A dozen DSE sectors outperform other assets in Jan-Jun
The DSEX, the broad-based index of the Dhaka Stock Exchange (DSE), recorded a modest increase of 2.2% during the first half of 2023.
Despite the sluggish broad picture of the market, 12 of the twenty stock market sectors generated double-digit annualised returns for their investors, according to Green Delta Dragon Asset Management Research.
Analysts at the new generation asset manager, combining capital gains and cash dividends, said from 12 sectors investors had more than a 5% return in a short period of six months throughout June this year.
The double-digit annualised return widely beat fixed deposits at banks, bonds, and also the subsidised savings certificates.
Life insurance led the gainers with a massive 23.2% return in six months, followed by travel and leisure, cement, food, and allied sectors, whose six-month returns were each more than 10%.
General insurance, IT, tannery and footwear, service and real estate, banking, telecommunication, paper and printing, and miscellaneous were the other sectors that generated 5-10% returns in six months.
Jute, engineering, textiles, fuel, and power were the sectors that generated meagre positive returns ranging between 0.9% and 2.4%, mainly from capital gains as their dividends are given in the second half of every calendar year.

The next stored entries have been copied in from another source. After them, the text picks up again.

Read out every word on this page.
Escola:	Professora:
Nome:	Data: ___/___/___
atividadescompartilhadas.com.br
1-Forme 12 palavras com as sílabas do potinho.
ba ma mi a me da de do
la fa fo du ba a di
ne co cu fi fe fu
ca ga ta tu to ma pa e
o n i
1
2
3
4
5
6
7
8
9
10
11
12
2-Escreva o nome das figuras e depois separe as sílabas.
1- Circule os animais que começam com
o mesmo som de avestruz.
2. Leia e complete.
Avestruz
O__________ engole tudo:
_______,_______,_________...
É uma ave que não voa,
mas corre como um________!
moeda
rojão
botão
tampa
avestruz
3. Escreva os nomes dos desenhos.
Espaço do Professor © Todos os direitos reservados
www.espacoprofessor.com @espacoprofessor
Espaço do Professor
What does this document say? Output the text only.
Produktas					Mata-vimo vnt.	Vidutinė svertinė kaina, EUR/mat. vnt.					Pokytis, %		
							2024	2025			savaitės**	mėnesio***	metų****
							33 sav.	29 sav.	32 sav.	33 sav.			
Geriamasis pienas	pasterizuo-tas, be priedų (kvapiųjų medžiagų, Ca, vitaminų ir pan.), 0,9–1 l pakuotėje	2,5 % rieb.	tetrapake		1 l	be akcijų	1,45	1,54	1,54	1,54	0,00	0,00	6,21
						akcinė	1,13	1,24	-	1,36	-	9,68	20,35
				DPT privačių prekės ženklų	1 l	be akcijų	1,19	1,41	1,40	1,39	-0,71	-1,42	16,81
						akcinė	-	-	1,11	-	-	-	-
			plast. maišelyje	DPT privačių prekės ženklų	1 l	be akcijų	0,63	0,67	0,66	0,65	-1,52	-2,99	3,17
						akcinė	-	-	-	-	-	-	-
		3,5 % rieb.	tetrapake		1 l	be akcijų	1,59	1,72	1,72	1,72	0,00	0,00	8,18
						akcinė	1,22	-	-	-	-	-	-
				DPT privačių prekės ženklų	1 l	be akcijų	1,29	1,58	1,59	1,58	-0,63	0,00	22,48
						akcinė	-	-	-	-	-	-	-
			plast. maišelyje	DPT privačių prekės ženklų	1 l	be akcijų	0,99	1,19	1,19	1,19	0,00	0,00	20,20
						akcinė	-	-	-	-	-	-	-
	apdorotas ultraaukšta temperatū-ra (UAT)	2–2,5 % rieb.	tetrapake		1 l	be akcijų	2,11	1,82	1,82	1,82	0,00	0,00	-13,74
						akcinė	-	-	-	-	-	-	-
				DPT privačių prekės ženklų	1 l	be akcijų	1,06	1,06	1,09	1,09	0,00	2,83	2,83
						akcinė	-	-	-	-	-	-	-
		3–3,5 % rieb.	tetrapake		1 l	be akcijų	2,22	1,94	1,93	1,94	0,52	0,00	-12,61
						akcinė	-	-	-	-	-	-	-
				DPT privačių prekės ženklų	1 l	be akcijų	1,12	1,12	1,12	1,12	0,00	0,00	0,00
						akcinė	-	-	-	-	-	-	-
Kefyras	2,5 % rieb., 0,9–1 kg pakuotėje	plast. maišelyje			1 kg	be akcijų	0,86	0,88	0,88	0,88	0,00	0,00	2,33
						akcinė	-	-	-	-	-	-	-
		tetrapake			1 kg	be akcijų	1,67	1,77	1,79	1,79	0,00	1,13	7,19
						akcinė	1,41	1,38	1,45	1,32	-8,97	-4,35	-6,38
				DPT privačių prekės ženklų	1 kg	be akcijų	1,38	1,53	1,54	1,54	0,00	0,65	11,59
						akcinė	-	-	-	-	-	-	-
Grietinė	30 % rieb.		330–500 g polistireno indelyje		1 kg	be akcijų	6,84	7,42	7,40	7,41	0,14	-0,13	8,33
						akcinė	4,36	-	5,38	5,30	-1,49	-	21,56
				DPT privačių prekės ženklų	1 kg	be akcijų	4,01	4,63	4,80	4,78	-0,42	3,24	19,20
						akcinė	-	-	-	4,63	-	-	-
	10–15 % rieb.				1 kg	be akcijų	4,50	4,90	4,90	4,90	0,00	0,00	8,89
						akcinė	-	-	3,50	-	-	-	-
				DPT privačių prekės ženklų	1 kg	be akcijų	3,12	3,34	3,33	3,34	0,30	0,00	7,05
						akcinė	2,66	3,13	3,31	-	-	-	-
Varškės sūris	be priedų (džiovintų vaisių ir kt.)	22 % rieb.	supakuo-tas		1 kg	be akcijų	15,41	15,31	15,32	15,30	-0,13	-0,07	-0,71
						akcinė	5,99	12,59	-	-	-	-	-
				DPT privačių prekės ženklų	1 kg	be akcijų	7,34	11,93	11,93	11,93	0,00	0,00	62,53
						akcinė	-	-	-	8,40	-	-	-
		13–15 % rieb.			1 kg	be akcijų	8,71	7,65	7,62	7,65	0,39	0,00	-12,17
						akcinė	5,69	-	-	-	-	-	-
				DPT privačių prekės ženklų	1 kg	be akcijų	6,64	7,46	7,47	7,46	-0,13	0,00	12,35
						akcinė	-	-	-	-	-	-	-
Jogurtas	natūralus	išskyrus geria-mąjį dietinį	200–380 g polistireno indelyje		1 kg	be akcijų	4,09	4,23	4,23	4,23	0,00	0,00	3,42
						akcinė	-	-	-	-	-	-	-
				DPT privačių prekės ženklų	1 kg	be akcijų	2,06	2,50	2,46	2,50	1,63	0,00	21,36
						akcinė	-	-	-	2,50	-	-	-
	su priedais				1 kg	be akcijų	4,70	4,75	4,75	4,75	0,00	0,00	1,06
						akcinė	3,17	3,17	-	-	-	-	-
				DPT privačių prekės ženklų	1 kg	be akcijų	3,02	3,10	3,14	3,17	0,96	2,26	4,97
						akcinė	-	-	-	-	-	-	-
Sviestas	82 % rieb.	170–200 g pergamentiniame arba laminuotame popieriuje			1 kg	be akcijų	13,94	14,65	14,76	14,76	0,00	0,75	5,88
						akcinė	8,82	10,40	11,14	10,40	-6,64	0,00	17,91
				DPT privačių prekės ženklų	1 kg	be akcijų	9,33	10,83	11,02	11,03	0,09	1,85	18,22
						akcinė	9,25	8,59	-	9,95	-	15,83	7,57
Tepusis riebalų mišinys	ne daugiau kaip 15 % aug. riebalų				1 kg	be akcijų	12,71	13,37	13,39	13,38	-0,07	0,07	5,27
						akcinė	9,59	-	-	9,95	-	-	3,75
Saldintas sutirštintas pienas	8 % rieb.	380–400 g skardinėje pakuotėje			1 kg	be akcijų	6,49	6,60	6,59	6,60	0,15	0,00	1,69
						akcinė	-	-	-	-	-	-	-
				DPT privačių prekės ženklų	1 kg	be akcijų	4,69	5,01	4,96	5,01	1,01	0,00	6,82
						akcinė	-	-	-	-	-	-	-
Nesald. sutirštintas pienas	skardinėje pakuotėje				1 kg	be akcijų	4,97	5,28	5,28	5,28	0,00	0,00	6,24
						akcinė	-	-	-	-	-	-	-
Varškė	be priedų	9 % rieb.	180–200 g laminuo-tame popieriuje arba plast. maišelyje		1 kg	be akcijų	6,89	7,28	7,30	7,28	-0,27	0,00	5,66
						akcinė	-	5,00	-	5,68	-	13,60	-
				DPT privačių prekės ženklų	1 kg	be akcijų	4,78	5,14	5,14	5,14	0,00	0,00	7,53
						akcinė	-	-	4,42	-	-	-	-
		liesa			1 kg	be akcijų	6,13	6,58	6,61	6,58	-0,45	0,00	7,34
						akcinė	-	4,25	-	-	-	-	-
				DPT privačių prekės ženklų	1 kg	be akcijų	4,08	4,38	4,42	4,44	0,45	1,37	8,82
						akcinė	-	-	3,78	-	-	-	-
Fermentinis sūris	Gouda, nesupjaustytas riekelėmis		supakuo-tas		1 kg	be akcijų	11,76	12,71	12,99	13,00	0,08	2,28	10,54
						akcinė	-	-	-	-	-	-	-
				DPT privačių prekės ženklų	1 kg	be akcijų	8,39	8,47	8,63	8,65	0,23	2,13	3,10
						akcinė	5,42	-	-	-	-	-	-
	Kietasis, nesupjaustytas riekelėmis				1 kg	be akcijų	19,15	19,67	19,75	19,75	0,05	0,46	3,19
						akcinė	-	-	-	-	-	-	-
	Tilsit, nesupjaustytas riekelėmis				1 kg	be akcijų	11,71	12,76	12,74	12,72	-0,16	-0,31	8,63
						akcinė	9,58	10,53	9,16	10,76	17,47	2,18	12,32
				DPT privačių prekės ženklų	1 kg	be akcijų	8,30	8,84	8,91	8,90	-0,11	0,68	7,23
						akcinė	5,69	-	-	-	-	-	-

Green Delta Dragon's Senior Investment Research Manager Mohammad Asrarul Haque told TBS that over the January-June period, small-cap stocks showed vigorous performance, and sectors that had higher numbers of small-cap stocks generated higher capital gains.
On the other hand, investors could only bag dividend yield from large-cap stocks such as banks and telecommunications, as most of their stocks were stuck at floor prices despite lucrative prices and the companies paid decent dividends.
Cash dividends were the dominant contributor to the total return from some sectors like telecommunications and banking, as their average dividend yields were 5.8% and 4.2%, respectively.
The percentage of cash dividends against the purchase price of securities is called the dividend yield.
Life insurance, travel and leisure, and cement sectors generated double digit capital gains in six months.
Investors incurred some 3% to 0.1% losses in non-bank financial institutions, ceramics, pharmaceuticals, and mutual fund sectors, including dividends.